We find that the ability to solve MGSM problems via chain-of-thought prompting emerges with increasing model scale, and that models have strikingly strong multilingual reasoning abilities, even in underrepresented languages such as Bengali and Swahili.
Finally, we show that the multilingual reasoning abilities of language models extend to other tasks such as commonsense reasoning and word-in-context semantic judgment.
The MGSM benchmark is publicly available at Github.
…Effect of model scale. We analyze the effect of model scale (ie. number of model parameters and computational resources used for training) on their multilingual arithmetic reasoning abilities (Figure 4). As the models scale up, the performance generally improves for both GPT-3 and PaLM model series on all languages. Neither model achieves a substantial solve rate until a certain scale (text-davinci-001 for GPT-3 and PaLM-62B for PaLM), hence multilingual reasoning can be considered an emergent ability of large language models (Weiet al2022a). It is worth noting that the amount of training data per language is constant across language model scales for PaLM—the fact that scale facilitates reasoning implies that further scaling may continue to improve the multilingual reasoning ability of large language models.
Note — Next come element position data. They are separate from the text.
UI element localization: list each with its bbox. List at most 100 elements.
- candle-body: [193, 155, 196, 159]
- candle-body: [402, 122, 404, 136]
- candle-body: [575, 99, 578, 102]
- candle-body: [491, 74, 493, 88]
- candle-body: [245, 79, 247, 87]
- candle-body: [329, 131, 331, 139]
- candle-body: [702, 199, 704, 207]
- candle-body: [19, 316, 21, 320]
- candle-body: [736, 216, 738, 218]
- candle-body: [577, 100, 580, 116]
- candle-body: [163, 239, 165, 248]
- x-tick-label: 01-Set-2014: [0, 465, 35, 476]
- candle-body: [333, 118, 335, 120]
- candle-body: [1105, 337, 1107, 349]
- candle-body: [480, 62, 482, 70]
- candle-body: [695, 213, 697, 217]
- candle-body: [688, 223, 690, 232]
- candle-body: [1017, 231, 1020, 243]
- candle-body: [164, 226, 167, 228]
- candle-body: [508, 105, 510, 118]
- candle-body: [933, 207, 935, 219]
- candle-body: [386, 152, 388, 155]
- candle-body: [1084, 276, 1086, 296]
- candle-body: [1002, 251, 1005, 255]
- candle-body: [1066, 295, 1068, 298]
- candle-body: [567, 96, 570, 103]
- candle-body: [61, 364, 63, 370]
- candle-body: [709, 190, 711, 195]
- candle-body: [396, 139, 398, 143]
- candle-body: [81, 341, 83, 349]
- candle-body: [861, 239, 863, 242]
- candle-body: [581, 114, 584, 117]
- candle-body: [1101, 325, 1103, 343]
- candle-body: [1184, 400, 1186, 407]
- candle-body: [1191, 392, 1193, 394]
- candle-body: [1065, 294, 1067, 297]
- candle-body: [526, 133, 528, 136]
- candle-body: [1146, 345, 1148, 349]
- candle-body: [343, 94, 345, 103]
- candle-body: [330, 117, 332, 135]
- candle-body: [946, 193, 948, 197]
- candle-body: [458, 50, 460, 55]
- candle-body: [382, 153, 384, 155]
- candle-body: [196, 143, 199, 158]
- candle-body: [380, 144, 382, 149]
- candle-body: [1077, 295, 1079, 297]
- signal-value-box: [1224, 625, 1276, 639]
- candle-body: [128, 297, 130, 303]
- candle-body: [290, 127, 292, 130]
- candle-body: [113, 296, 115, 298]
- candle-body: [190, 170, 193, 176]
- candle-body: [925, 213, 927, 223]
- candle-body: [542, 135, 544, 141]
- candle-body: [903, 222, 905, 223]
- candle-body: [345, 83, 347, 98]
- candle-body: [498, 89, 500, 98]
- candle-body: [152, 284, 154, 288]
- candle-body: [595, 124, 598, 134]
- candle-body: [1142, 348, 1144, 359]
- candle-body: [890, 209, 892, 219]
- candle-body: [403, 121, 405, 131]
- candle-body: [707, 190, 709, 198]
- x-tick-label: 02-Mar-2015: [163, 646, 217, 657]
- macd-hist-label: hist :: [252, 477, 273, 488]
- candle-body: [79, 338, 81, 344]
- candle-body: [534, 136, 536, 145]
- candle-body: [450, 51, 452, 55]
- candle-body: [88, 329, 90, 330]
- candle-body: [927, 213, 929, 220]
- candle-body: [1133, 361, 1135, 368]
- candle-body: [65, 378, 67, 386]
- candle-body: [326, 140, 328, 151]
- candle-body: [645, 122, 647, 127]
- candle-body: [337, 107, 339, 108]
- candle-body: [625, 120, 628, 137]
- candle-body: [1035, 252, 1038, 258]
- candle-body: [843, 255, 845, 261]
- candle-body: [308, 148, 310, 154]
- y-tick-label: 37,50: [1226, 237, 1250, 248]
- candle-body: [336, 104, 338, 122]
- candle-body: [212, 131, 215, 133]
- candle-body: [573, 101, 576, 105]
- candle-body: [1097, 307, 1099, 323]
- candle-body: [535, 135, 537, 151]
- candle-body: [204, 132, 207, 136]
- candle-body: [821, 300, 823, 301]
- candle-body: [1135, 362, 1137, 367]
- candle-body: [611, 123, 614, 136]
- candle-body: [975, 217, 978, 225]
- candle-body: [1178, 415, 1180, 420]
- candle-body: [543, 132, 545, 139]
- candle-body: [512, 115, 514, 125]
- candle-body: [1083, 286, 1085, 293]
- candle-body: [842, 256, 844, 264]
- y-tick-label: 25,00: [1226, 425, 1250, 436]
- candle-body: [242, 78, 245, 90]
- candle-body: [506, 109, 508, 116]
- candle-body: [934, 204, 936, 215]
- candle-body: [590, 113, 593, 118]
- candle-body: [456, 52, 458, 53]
Figure 4: MGSM accuracy with different model scales. The letters A, B, C, D1, and D2 denote text-ada-001, text-babbage-001, text-curie-001, text-davinci-001 [InstructGPT], and text-davinci-002 in the GPT-3 (Brownet al2020; Ouyanget al2022) family, respectively. While the number of parameters in each GPT-3 model is not publicly available, we order them alphabetically. Detailed numbers can be found in Table 8.
Figure 5: MGSM accuracy of PaLM-540B with different numbers of few-shot exemplars. Detailed numbers can be found in Table 8.